Monday, March 13, 2006

First Dawkins, now Dennett

While I find the religious worldview shared by Joseph Bottum, Stephen Barr, and others at the religious journal First Things rationally indefensible, I find the worldview of Richard Dawkins equally indefensible, if not moreso. Another widely-known intellectual who, in broad terms, agrees with Richard Dawkins is Daniel Dennett. See here and here for details about Dennett's attitude toward religion. I share Dennett's attitude in one sense: I think religion is nonsense. But the similarity pretty much ends there.

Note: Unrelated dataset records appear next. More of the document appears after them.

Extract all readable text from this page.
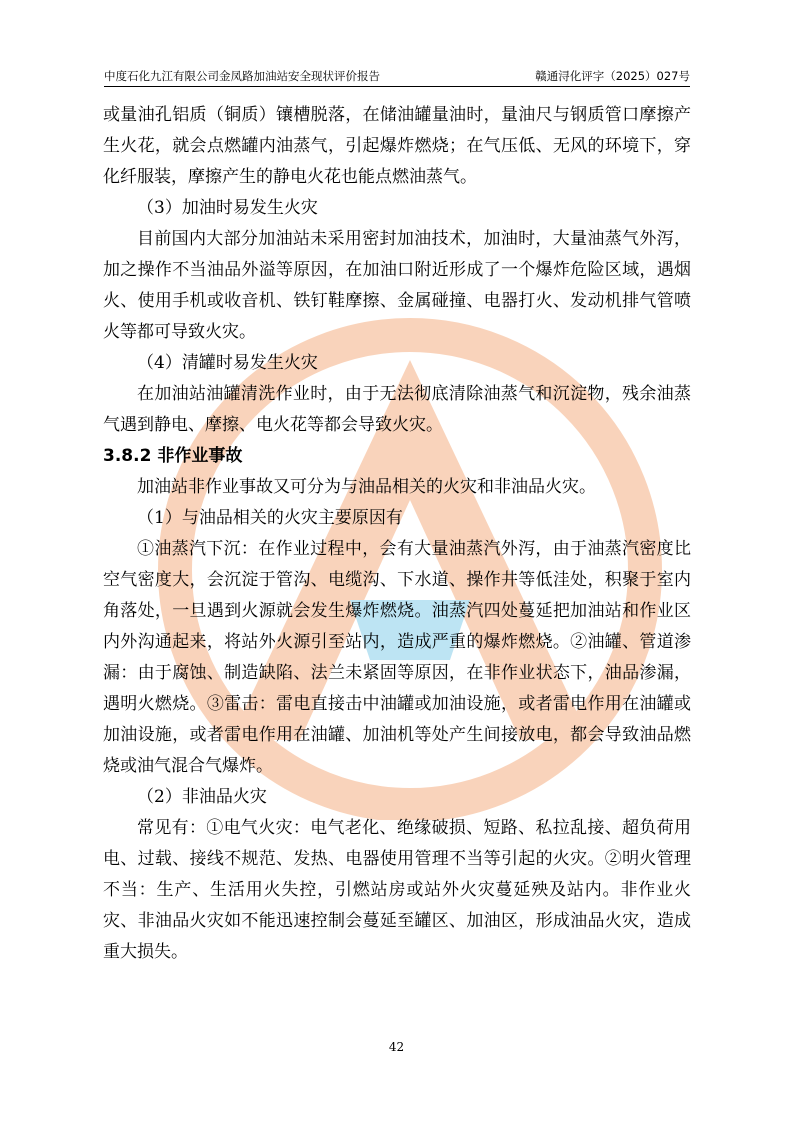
中度石化九江有限公司金凤路加油站安全现状评价报告	赣通浔化评字（2025）027号

或量油孔铝质（铜质）镶槽脱落，在储油罐量油时，量油尺与钢质管口摩擦产生火花，就会点燃罐内油蒸气，引起爆炸燃烧；在气压低、无风的环境下，穿化纤服装，摩擦产生的静电火花也能点燃油蒸气。

（3）加油时易发生火灾

目前国内大部分加油站未采用密封加油技术，加油时，大量油蒸气外泻，加之操作不当油品外溢等原因，在加油口附近形成了一个爆炸危险区域，遇烟火、使用手机或收音机、铁钉鞋摩擦、金属碰撞、电器打火、发动机排气管喷火等都可导致火灾。

（4）清罐时易发生火灾

在加油站油罐清洗作业时，由于无法彻底清除油蒸气和沉淀物，残余油蒸气遇到静电、摩擦、电火花等都会导致火灾。

3.8.2 非作业事故

加油站非作业事故又可分为与油品相关的火灾和非油品火灾。

（1）与油品相关的火灾主要原因有

①油蒸汽下沉：在作业过程中，会有大量油蒸汽外泻，由于油蒸汽密度比空气密度大，会沉淀于管沟、电缆沟、下水道、操作井等低洼处，积聚于室内角落处，一旦遇到火源就会发生爆炸燃烧。油蒸汽四处蔓延把加油站和作业区内外沟通起来，将站外火源引至站内，造成严重的爆炸燃烧。②油罐、管道渗漏：由于腐蚀、制造缺陷、法兰未紧固等原因，在非作业状态下，油品渗漏，遇明火燃烧。③雷击：雷电直接击中油罐或加油设施，或者雷电作用在油罐或加油设施，或者雷电作用在油罐、加油机等处产生间接放电，都会导致油品燃烧或油气混合气爆炸。

（2）非油品火灾

常见有：①电气火灾：电气老化、绝缘破损、短路、私拉乱接、超负荷用电、过载、接线不规范、发热、电器使用管理不当等引起的火灾。②明火管理不当：生产、生活用火失控，引燃站房或站外火灾蔓延殃及站内。非作业火灾、非油品火灾如不能迅速控制会蔓延至罐区、加油区，形成油品火灾，造成重大损失。

42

Dawkins and Dennett seem to believe that science somehow "disproves" religion. This is incorrect. Science presupposes that supernatural explanations explain nothing. It presupposes a basic view of existence in which "God did it" or "a miracle occurs" is another way of saying "I don't know why something happened, but it is so impressive that the usual tools of the scientist, such as observation, testing, deduction, and the like will all be insufficient to discover the cause." This, of course, is no explanation at all. It is a call for faith. The first questions a scientist would have to ask upon hearing this "explanation" would be: "Who is this 'God' fellow of which you speak? What is His nature? How can I get in contact with Him?" But true scientists will not spend any time contemplating such questions, since no answers to them can possibly exist. That's the whole thing about God: He's supernatural, above and beyond everything we see in the world and everything we know about the world, and as such there can't be any evidence of His existence--it's ultimately a matter of faith, not of reason.

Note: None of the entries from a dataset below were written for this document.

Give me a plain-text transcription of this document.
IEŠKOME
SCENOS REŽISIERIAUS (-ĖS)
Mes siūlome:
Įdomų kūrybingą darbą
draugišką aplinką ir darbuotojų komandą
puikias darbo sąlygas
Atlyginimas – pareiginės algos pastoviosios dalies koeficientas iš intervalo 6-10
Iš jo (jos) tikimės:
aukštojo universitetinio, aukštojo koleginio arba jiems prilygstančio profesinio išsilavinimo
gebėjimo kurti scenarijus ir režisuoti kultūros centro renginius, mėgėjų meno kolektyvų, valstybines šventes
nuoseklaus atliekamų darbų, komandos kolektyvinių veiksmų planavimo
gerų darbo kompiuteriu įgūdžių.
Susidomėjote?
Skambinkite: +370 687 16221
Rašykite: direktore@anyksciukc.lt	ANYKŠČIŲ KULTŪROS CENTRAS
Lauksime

When one tries to "disprove" something for which no evidence can ever be found (i.e., in this case, the non-existence of God), he gives his adversary (i.e., in this case, the religious person opposed to evolution) an opening to multiply arbitrary arguments ad infinitum. If the atheist, in addition to trying to prove God's non-existence, opposes the "speciesist" idea that human beings are more valuable than non-human animals, don't be surprised when a significant fraction of people decide that "God did it" may be as good an explanation for the origin of man as--if not a better one than--evolution by natural selection.